Image de l'oeuvre - La dent : La décolonisation selon Lumumba

Notre critique de La dent : La décolonisation selon Lumumba

En 2001, la Belgique est secouée par une révélation glaçante. À la télévision, un ancien colon se vante d’avoir arraché deux dents du cadavre de Patrice Lumumba, premier Premier ministre du Congo indépendant. En quelques mots, il met brutalement fin à quarante ans de silence et de malaise entre Bruxelles et Kinshasa. Depuis 1961, une question hante les relations entre les deux pays : que s’est-il vraiment passé le jour de la mort de Lumumba ? Et surtout, qui a tiré les ficelles de son assassinat ?
Le mystère qui entoure les dernières heures de Lumumba est au cœur des rumeurs et les accusations oscillent entre le gouvernement katangais de l’époque, les États-Unis et la Belgique.

En 1999, après plusieurs années d’enquête, le sociologue Ludo De Witte publiait « L’assassinat de Lumumba, une enquête approfondie ». Son travail fera l’effet d’une bombe et conduira même à la création d’une commission parlementaire.

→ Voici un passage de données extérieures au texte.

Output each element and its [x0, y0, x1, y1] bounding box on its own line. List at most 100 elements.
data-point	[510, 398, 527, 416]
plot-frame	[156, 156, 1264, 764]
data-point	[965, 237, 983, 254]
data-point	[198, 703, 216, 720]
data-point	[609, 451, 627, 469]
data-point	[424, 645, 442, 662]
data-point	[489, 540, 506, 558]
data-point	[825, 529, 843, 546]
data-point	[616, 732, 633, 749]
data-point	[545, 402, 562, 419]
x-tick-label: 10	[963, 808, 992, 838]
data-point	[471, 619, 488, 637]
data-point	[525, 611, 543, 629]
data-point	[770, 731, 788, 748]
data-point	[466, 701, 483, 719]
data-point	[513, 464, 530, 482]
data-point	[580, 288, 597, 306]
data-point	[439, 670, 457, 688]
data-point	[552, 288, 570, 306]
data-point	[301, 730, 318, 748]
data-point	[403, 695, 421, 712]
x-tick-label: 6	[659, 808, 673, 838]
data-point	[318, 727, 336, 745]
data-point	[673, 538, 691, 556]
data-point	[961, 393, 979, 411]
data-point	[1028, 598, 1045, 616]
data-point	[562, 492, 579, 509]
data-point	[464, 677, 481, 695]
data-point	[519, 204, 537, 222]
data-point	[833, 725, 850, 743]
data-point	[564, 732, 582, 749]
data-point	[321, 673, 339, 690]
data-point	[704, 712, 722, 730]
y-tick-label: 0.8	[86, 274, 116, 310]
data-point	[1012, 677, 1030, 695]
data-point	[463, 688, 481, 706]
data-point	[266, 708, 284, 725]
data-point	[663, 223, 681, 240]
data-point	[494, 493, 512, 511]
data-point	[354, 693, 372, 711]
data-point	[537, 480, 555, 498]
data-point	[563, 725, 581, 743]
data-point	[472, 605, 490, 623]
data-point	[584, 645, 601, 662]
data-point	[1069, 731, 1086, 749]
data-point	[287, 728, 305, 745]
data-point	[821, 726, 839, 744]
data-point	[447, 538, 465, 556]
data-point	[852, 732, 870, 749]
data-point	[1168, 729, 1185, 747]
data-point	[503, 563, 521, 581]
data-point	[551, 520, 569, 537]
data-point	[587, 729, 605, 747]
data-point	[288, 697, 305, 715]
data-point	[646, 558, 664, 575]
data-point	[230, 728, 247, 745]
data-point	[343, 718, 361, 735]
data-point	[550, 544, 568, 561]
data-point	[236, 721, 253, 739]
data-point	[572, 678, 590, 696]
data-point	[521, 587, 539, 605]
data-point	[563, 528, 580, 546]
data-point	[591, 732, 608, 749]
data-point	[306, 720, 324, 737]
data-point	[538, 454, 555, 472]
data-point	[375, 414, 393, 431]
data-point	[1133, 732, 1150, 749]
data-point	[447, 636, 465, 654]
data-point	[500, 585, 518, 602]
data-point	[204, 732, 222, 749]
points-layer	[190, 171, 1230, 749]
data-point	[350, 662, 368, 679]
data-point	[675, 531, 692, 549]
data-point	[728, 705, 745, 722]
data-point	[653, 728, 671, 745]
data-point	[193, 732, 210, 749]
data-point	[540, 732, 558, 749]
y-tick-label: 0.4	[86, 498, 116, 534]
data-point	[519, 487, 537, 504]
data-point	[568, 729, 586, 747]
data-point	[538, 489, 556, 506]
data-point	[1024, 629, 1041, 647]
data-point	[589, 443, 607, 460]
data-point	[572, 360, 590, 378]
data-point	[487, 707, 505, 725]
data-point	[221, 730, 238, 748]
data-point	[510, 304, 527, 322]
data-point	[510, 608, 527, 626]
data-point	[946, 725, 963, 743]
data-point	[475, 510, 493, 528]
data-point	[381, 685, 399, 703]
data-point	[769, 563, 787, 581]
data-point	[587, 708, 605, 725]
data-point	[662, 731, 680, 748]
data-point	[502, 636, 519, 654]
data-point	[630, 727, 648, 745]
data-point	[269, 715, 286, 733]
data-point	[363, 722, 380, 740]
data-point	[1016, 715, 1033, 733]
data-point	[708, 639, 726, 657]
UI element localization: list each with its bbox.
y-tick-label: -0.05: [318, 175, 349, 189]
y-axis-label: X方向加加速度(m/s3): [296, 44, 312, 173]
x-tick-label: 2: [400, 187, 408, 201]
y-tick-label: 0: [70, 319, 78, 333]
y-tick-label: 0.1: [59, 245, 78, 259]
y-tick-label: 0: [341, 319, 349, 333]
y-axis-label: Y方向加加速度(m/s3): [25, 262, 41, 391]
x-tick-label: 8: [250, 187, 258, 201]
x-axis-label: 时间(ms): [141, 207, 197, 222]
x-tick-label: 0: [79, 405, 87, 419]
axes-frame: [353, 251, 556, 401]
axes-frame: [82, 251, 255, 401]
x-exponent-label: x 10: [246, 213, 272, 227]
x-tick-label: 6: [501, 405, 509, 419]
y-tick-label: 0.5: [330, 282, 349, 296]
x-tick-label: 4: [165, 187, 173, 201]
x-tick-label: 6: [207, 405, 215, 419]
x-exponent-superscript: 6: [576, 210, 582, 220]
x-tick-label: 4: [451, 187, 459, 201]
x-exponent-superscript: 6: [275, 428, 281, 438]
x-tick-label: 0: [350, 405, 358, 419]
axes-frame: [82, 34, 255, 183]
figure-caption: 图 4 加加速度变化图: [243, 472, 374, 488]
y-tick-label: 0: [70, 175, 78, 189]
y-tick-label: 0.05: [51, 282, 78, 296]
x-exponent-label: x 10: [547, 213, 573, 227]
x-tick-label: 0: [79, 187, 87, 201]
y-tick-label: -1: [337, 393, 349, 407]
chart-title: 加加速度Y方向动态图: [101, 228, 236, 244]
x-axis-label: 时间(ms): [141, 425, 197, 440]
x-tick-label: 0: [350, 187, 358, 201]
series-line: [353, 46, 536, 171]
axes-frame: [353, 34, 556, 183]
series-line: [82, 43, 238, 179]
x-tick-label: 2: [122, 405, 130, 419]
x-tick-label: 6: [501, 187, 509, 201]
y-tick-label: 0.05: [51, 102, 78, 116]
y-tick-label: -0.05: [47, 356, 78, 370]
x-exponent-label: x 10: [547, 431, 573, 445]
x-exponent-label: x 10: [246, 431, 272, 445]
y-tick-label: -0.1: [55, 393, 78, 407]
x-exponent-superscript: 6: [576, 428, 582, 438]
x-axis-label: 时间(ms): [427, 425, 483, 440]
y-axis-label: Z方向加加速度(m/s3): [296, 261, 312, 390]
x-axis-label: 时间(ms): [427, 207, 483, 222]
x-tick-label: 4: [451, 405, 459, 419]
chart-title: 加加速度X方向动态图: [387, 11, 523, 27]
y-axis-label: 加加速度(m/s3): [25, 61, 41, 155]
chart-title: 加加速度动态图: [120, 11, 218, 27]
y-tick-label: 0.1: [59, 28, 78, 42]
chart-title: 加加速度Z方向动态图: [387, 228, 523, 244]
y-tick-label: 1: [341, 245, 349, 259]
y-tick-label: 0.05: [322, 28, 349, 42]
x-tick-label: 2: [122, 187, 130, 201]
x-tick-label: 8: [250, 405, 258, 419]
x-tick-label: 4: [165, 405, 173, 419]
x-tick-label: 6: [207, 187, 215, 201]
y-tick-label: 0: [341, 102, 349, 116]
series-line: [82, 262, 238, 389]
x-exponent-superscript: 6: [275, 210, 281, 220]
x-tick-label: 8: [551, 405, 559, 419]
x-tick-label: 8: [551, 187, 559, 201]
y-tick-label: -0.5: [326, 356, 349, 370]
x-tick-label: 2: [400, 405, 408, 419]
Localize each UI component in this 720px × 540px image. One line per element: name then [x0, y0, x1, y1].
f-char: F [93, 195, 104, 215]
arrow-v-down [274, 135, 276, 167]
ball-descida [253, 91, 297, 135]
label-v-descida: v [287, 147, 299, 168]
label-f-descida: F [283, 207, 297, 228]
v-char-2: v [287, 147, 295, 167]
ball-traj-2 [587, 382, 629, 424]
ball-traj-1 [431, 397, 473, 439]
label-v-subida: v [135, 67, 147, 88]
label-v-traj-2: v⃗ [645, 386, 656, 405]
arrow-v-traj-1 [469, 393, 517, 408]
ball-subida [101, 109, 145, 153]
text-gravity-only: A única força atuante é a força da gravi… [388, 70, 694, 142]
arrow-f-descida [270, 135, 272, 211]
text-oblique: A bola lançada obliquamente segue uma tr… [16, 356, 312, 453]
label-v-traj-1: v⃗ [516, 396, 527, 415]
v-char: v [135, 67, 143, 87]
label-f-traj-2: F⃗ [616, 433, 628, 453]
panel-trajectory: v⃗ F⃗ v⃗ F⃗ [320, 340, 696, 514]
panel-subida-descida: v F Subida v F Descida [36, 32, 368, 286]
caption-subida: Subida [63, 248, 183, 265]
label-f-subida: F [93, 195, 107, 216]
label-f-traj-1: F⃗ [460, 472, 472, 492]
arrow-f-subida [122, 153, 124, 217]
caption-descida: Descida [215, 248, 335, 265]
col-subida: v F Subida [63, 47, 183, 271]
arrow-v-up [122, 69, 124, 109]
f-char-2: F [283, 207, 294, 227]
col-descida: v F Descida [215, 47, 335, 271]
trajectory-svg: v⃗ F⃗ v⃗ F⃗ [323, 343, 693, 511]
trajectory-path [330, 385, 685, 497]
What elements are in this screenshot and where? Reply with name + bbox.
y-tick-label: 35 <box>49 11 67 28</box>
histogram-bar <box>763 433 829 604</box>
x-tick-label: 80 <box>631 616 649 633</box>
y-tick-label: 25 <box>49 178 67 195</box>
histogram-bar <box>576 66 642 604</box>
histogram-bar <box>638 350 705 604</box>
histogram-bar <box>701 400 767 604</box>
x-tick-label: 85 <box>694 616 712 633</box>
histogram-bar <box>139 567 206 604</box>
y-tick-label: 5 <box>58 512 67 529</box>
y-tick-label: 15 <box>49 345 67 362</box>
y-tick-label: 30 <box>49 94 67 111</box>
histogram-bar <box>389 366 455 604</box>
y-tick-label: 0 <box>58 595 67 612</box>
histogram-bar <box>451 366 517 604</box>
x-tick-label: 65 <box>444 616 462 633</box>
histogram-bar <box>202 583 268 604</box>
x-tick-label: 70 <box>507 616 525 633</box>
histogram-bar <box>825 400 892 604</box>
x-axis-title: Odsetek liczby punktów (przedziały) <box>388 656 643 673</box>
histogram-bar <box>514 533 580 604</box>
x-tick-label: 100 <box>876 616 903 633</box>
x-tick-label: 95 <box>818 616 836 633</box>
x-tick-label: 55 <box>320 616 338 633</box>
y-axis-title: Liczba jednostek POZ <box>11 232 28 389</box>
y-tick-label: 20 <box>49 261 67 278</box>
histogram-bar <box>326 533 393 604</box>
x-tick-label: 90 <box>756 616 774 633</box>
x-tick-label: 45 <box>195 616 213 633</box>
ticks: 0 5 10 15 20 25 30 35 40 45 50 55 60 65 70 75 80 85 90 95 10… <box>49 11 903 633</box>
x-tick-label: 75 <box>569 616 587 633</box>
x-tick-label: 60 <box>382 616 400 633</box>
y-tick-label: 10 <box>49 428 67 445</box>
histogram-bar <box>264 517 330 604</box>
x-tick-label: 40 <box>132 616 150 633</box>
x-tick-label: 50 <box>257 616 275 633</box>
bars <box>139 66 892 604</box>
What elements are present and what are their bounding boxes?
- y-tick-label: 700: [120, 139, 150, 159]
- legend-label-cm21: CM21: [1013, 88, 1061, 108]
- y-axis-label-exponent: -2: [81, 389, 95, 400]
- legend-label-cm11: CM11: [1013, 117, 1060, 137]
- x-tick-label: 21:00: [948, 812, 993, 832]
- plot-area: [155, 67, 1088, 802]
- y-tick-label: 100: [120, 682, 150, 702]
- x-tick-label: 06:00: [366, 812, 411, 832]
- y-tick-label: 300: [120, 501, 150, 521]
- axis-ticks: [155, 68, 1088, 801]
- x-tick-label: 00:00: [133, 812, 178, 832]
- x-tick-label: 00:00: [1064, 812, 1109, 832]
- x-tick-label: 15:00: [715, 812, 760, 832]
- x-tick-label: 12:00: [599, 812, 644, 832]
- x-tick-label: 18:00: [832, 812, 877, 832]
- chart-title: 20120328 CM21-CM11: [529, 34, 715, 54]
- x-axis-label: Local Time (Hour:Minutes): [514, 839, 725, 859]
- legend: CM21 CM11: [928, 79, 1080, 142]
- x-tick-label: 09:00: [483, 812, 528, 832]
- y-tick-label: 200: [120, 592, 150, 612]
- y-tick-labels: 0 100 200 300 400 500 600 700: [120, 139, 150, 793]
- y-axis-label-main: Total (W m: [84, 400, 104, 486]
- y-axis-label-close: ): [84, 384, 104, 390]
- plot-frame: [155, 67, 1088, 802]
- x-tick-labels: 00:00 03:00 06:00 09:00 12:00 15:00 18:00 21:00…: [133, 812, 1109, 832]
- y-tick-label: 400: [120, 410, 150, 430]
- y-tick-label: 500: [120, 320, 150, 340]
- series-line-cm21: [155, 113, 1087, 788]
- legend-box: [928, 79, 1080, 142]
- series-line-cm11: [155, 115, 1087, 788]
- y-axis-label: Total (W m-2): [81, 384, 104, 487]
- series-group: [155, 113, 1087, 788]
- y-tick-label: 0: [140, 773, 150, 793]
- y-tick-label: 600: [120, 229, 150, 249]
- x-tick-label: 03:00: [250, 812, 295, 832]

Pour De Witte, le verdict est sans appel : « Ce sont bien des conseillers belges, des directives belges et, finalement, des mains belges qui ont tué Lumumba ce 17 janvier 1961. »

Vingt ans plus tard, Nicolas Pitz et Pierre Lecrenier reprennent le fil de cette histoire tragique et reviennent sur le parcours qui a conduit Patrice Lumumba à devenir un des hommes ayant marqué l'indépendance du Congo

Leur BD commence en 1952. Jeune « évolué »[1], Patrice Lumumba attire alors l’attention du gouverneur de Stanleyville et du ministre des Colonies pour son intelligence. À Bruxelles, le roi Baudouin redoute la montée des mouvements indépendantistes africains et espère éviter, à tout prix, les effusions de sang. Initialement approché par les deux fonctionnaires belges pour remodeler le système de la colonie depuis l'intérieur mais au fil de ses voyages et de ses rencontres, Lumumba change de cap : il ne veut plus réformer la colonie mais l'abolir. Et son rêve se concrétise plus vite qu’il ne l’imagine : le 30 juin 1960, le Congo accède enfin à l’indépendance. Lumumba, figure incontournable du combat anticolonial, devient le premier Premier ministre du pays. Inflexible en ce qui concerne la décolonisation et l'émergence d’un Congo libre uni, Lumumba se heurte vite aux puissances étrangères dont les intérêts économiques et politiques dans la région sont menacés.

Dans La dent, Nicolas Pitz réussit à condenser les 9 dernières années de Lumumba en 140 pages, un exploit tant celles-ci furent chargées d'événements ayant influencé la fin du Congo belge. Le récit garde son unité linéaire et, malgré les impasses obligatoires qu'une publication en format BD nécessite, l'histoire s'enchaîne et aborde les différents moments clés qui ont influencé l'émergence d'un nouveau Congo. Les dessins très simples et épurés de Pierre Lecrenier permettent au lecteur de se centrer sur les personnages et sur l'action, déjà fortement chargés d'éléments historiques majeurs. Avec beaucoup de talent, il réussit à faire émerger un sentiment d'angoisse et d'urgence à mesure que les premiers jours de 1961 se dessinent sur le papier.

De l'ingérence belge au Katanga, à l'opposition d'Eisenhower en passant par la montée au pouvoir du colonel Mobutu, peu à peu, on comprend que l'étau se resserre autour de Patrice Lumumba et son exécution ne fait alors plus de doute. Et dans l’ombre, la question demeure : qui appuiera sur la détente en premier ?

Julie Leclerc

[1] Au Congo belge, les « évolués » représentaient ce que les colons estimaient comme l'élite de la population indigène, triée sur le volet par l’administration coloniale. Rarissime, ce statut permettait à quelques centaines de Congolais de bénéficier de certains privilèges réservés aux Blancs : accès à des magasins, exemption des peines corporelles, ou encore protection contre l’arrestation arbitraire.